Ce matin, par exemple :
Je viens d'annoncer que je quittais mon boulot, si on peut l'appeler comme ça, une grossière erreur à ne plus recommencer (évitement), j'angoisse déjà de demain, pas facile comme moments.
Je n'ai donc plus de boulot, peut être formateur à Toulouse ou professeur de français en Egypte (déjà deux fois que j'en parle, ça me travaille), incertitude, et si je me plantais encore ?,
J'écris mais n'est pas encore publié vraiment, sur le net alors que je rêve d'être sur des étagères, à l'affiche comme John Irving, alors que je rêve sur grand écran du meilleur de la carrière à laquelle j'aspire de toute la force de mes cellules et qui ne décolle pas,... Je patine sur "Le Pont", trop corrigé, encore ?, et la fin ?, où ça va, pas envoyé aux éditeurs, comme pas de courage, etc, etc
Est-ce que je m'améliore vis à vis de mes enfants ? Je suis si absent... depuis quelques temps, mais quelque chose me pèse, peut-être un peu honte d'être un papa pauvre à la poursuite de son grand rêve, le seul but qui l'anime : écrire, écrire, jusqu'à en mourir... Plus qu'une passion, je donne ma vie à l'écriture, à chaque seconde, car dans ma tête : j'écris tout le temps, même la nuit. Quel beau rêve ! Ecrivain positif utilisant sa renommée pour créer une école de la vie, pour construire un Pont entre ciel et terre... Au lieu de type fauché qui passe de boulot en boulot sans jamais parvenir à se poser, pourquoi, va savoir... Le rêve est si démesuré... Qu'est-ce que j'attends, où je vais ?, fatigant l'anxiété.

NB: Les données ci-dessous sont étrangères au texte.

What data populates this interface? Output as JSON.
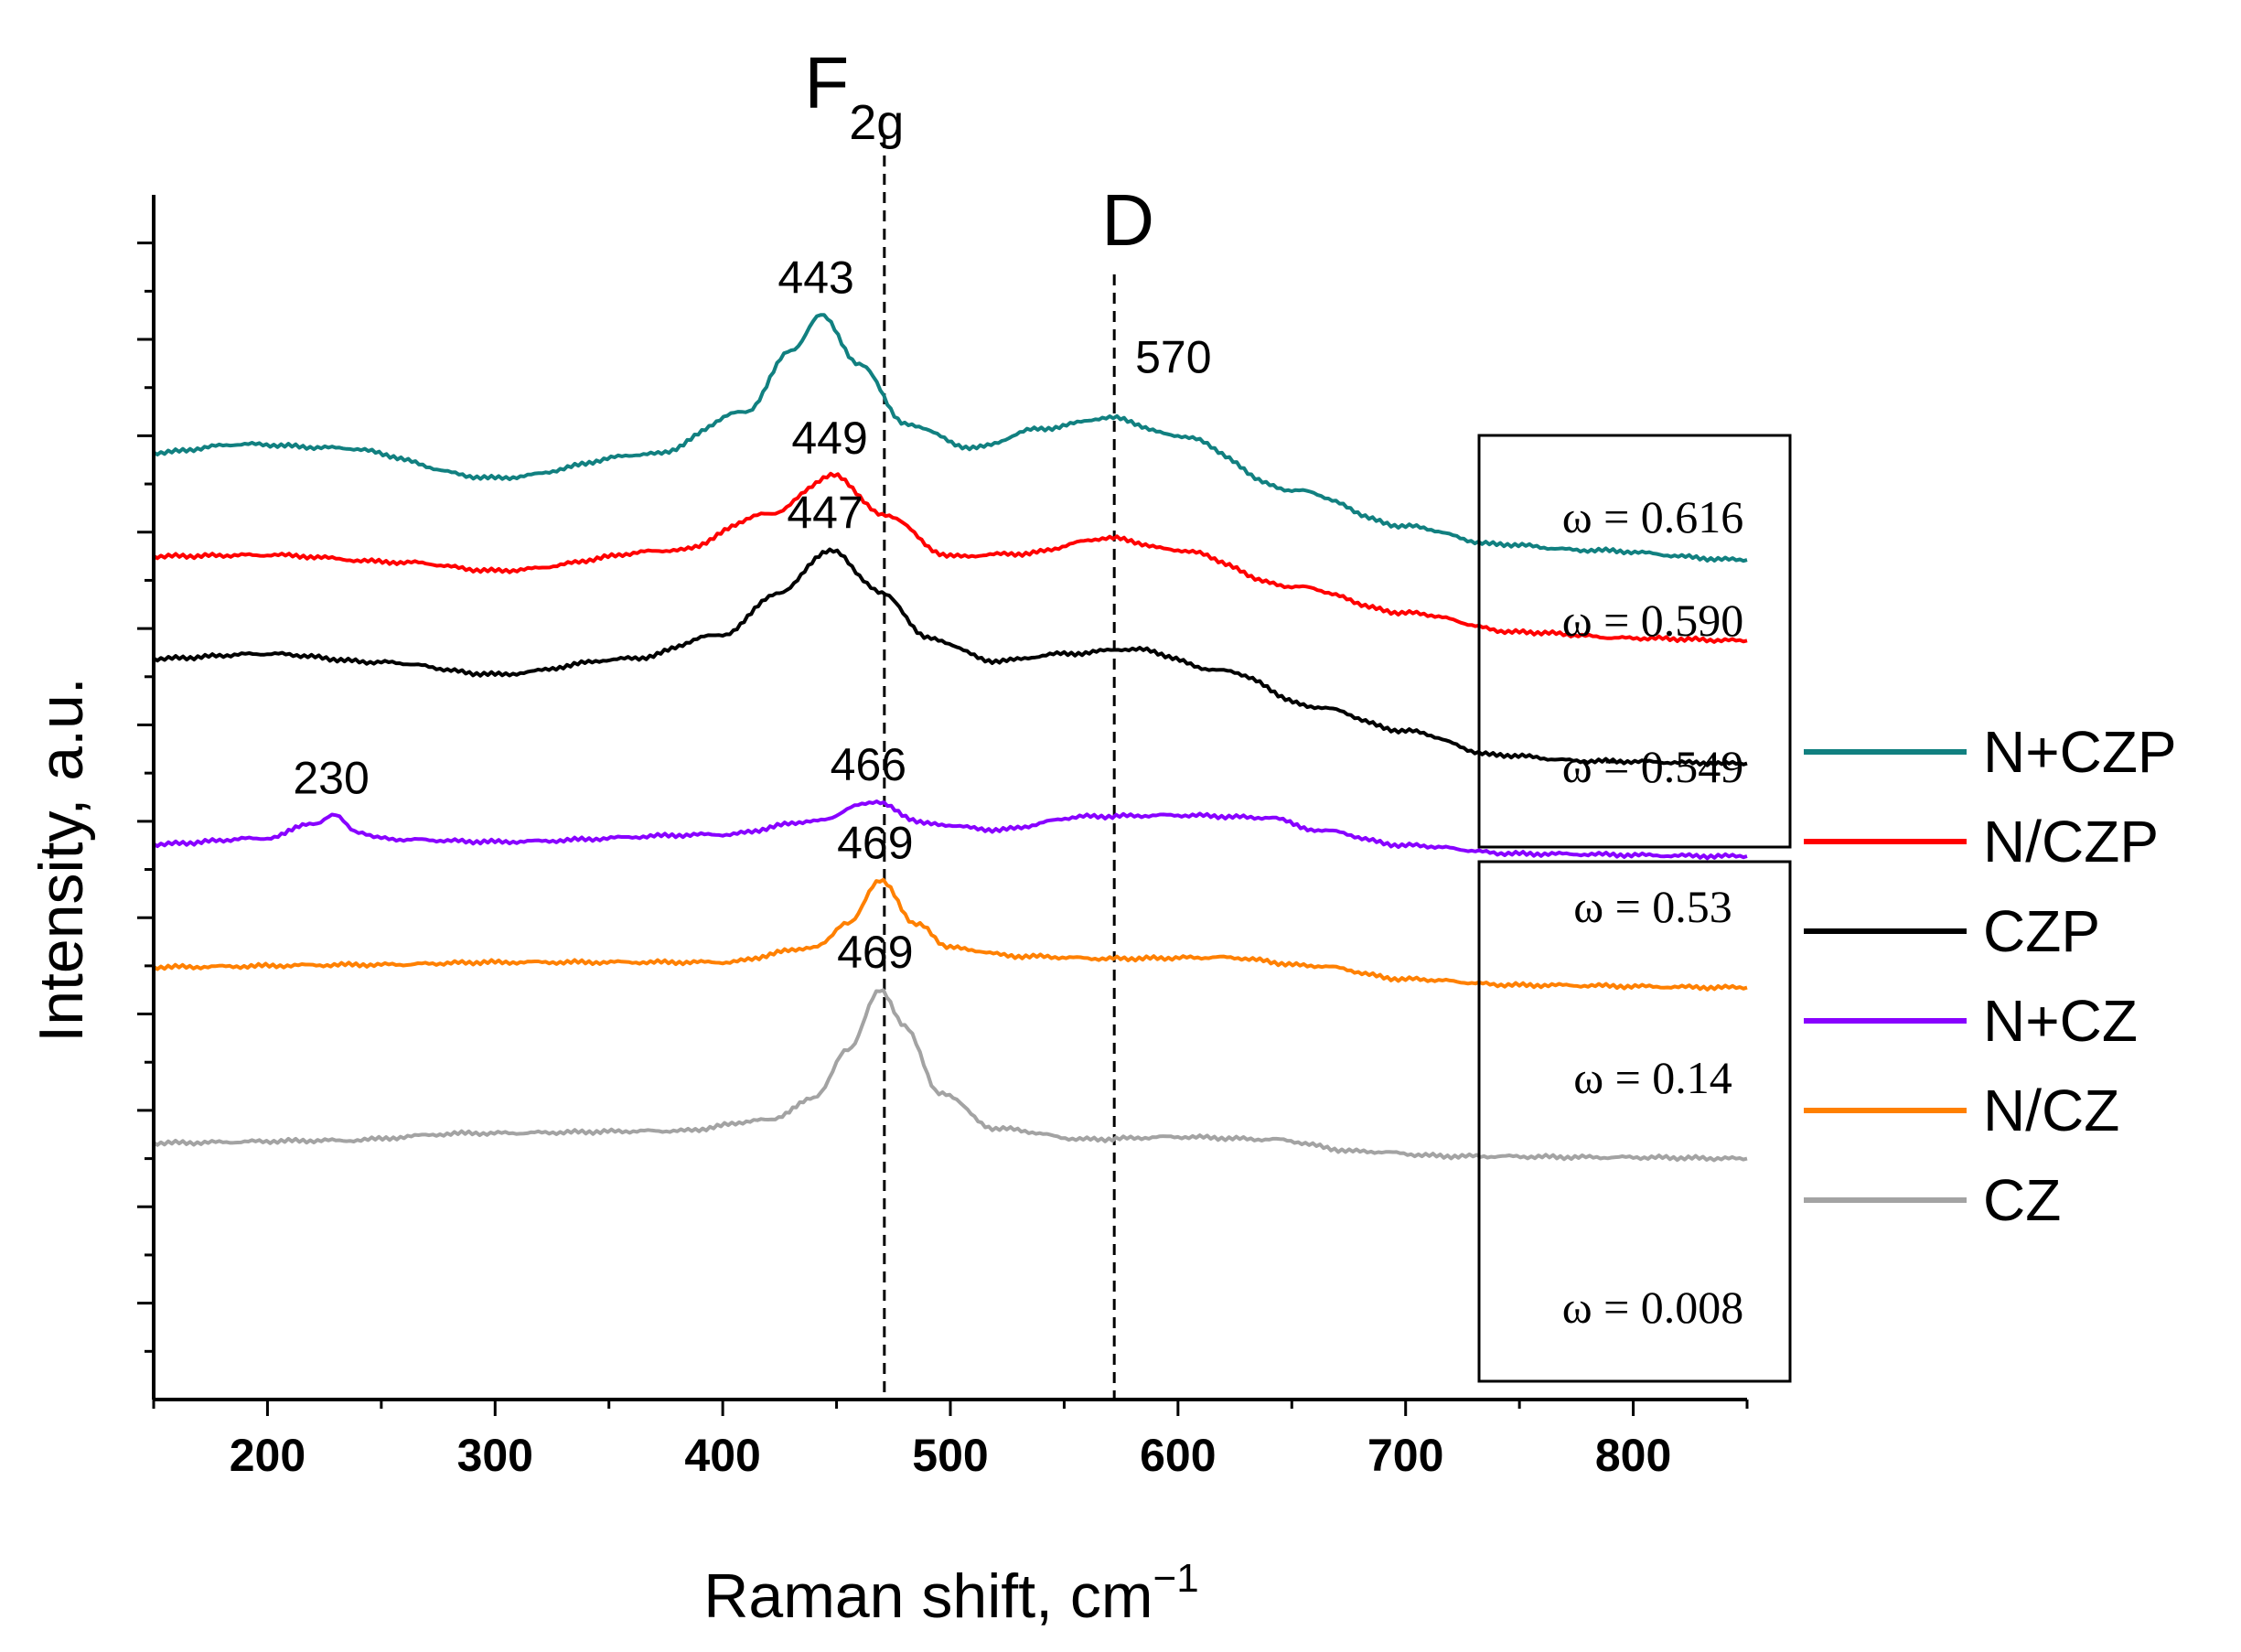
{
  "chart_data": {
    "type": "line",
    "title": "",
    "xlabel": "Raman shift, cm",
    "xlabel_sup": "−1",
    "ylabel": "Intensity, a.u.",
    "xlim": [
      150,
      850
    ],
    "xticks": [
      200,
      300,
      400,
      500,
      600,
      700,
      800
    ],
    "xtick_labels": [
      "200",
      "300",
      "400",
      "500",
      "600",
      "700",
      "800"
    ],
    "ylim": [
      0,
      100
    ],
    "y_ticklabels_shown": false,
    "legend_position": "right",
    "series": [
      {
        "name": "N+CZP",
        "color": "#118080",
        "points": [
          [
            150,
            78.6
          ],
          [
            190,
            79.3
          ],
          [
            230,
            79
          ],
          [
            300,
            76.5
          ],
          [
            370,
            78.5
          ],
          [
            410,
            82
          ],
          [
            430,
            87
          ],
          [
            443,
            90
          ],
          [
            460,
            86
          ],
          [
            480,
            81
          ],
          [
            510,
            79
          ],
          [
            540,
            80.6
          ],
          [
            570,
            81.5
          ],
          [
            600,
            80
          ],
          [
            650,
            75.5
          ],
          [
            700,
            72.5
          ],
          [
            740,
            71
          ],
          [
            780,
            70.5
          ],
          [
            850,
            69.7
          ]
        ]
      },
      {
        "name": "N/CZP",
        "color": "#ff0000",
        "points": [
          [
            150,
            70
          ],
          [
            200,
            70.1
          ],
          [
            260,
            69.5
          ],
          [
            300,
            68.8
          ],
          [
            380,
            70.5
          ],
          [
            420,
            73.5
          ],
          [
            449,
            76.7
          ],
          [
            470,
            73.5
          ],
          [
            500,
            70
          ],
          [
            530,
            70.2
          ],
          [
            570,
            71.5
          ],
          [
            600,
            70.5
          ],
          [
            650,
            67.5
          ],
          [
            700,
            65.3
          ],
          [
            750,
            63.7
          ],
          [
            800,
            63.2
          ],
          [
            850,
            63
          ]
        ]
      },
      {
        "name": "CZP",
        "color": "#000000",
        "points": [
          [
            150,
            61.5
          ],
          [
            200,
            61.9
          ],
          [
            250,
            61.2
          ],
          [
            300,
            60.2
          ],
          [
            360,
            61.5
          ],
          [
            400,
            63.5
          ],
          [
            425,
            67
          ],
          [
            447,
            70.5
          ],
          [
            470,
            67
          ],
          [
            490,
            63.2
          ],
          [
            520,
            61.3
          ],
          [
            550,
            61.9
          ],
          [
            580,
            62.3
          ],
          [
            620,
            60.5
          ],
          [
            660,
            57.5
          ],
          [
            700,
            55.5
          ],
          [
            740,
            53.5
          ],
          [
            780,
            53
          ],
          [
            850,
            52.8
          ]
        ]
      },
      {
        "name": "N+CZ",
        "color": "#8800ff",
        "points": [
          [
            150,
            46.1
          ],
          [
            200,
            46.6
          ],
          [
            220,
            47.8
          ],
          [
            230,
            48.5
          ],
          [
            240,
            47
          ],
          [
            255,
            46.5
          ],
          [
            300,
            46.3
          ],
          [
            400,
            46.9
          ],
          [
            440,
            48
          ],
          [
            466,
            49.6
          ],
          [
            490,
            47.8
          ],
          [
            520,
            47.3
          ],
          [
            560,
            48.4
          ],
          [
            600,
            48.5
          ],
          [
            640,
            48.3
          ],
          [
            660,
            47.3
          ],
          [
            700,
            46
          ],
          [
            750,
            45.3
          ],
          [
            850,
            45.1
          ]
        ]
      },
      {
        "name": "N/CZ",
        "color": "#ff8000",
        "points": [
          [
            150,
            35.9
          ],
          [
            250,
            36.1
          ],
          [
            300,
            36.3
          ],
          [
            400,
            36.3
          ],
          [
            440,
            37.5
          ],
          [
            455,
            39.5
          ],
          [
            469,
            43.1
          ],
          [
            485,
            39.5
          ],
          [
            500,
            37.5
          ],
          [
            530,
            36.8
          ],
          [
            570,
            36.6
          ],
          [
            620,
            36.7
          ],
          [
            660,
            36
          ],
          [
            700,
            34.9
          ],
          [
            750,
            34.4
          ],
          [
            850,
            34.2
          ]
        ]
      },
      {
        "name": "CZ",
        "color": "#a3a3a3",
        "points": [
          [
            150,
            21.3
          ],
          [
            230,
            21.5
          ],
          [
            290,
            22.1
          ],
          [
            380,
            22.3
          ],
          [
            420,
            23.2
          ],
          [
            440,
            25
          ],
          [
            455,
            29
          ],
          [
            469,
            34
          ],
          [
            480,
            31
          ],
          [
            495,
            25.5
          ],
          [
            520,
            22.5
          ],
          [
            560,
            21.6
          ],
          [
            600,
            21.8
          ],
          [
            640,
            21.6
          ],
          [
            680,
            20.6
          ],
          [
            720,
            20.2
          ],
          [
            800,
            20.1
          ],
          [
            850,
            20
          ]
        ]
      }
    ],
    "peak_labels": [
      {
        "text": "443",
        "x": 443,
        "y": 90
      },
      {
        "text": "449",
        "x": 449,
        "y": 76.7
      },
      {
        "text": "447",
        "x": 447,
        "y": 70.5
      },
      {
        "text": "466",
        "x": 466,
        "y": 49.6
      },
      {
        "text": "469",
        "x": 469,
        "y": 43.1
      },
      {
        "text": "469",
        "x": 469,
        "y": 34
      },
      {
        "text": "230",
        "x": 230,
        "y": 48.5
      },
      {
        "text": "570",
        "x": 600,
        "y": 83.4
      }
    ],
    "reference_lines": [
      {
        "label": "F",
        "subscript": "2g",
        "x": 471
      },
      {
        "label": "D",
        "x": 572
      }
    ],
    "omega_groups": [
      {
        "group": "CZP",
        "values": [
          "ω = 0.616",
          "ω = 0.590",
          "ω = 0.549"
        ]
      },
      {
        "group": "CZ",
        "values": [
          "ω = 0.53",
          "ω = 0.14",
          "ω = 0.008"
        ]
      }
    ]
  }
}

Et j'ai encore tant et tant d'autres pensées qui... m'angoissent, à me paralyser. Certains s'angoissent du robinet du gaz, fermé ou non ?, je ne sais pas, et si ça pète ? D'autres de leur envie de partir, pas raisonnable, trop compliqué, trop difficile. D'autres de ce qu'ils vont manger aujourd'hui, d'autres de leur envie de pisser dans une cellule sans toilettes devant tout le monde, d'autres bien sûr, un par seconde je crois, de ce qu'ils laissent derrière eux de petits problèmes qui auraient pu être réglés, si seulement si... mais c'est trop tard...
Tout ça est bien relatif, je le reconnais en l'écrivant. Je sais qu'il existe six milliards d'humains qui aimeraient bien avoir mes ennuis, qui donneraient tout pour vivre ce que je vis, même un peu malade, plutôt que de croupir dans l'attente de leur bourreau.
Tiens, je relativise ? Mais que puis-je à leur sort ?... Pas grand chose, à priori, sauf parler d'eux de temps en temps et leur envoyer une petite prière, oui, pour leur donner du courage. L'aurai-je à leur place ? Drôle de planète, monde imbécile, noirs désirs...
Je suis ainsi, comme maman, comme le fut papa, comme l'est mon frère, et mes cousines, chacun à notre niveau, mais tous contaminés. Il ne tient qu'à moi de modifier le cours des choses : guérir mon anxiété pour leur indiquer un chemin praticable. Et ça, c'est pas gagné...
Les cloches sonnent à tout va, l'église bat le rappel de ses fidèles. On est dimanche matin et il pleut. Qu'est-ce que je vais faire aujourd'hui ?, et si je m'ennuyais ?, c'est reparti... C'est sûr et certain : l'angoisse est ma pire ennemie. Et c'est moi qui la crée.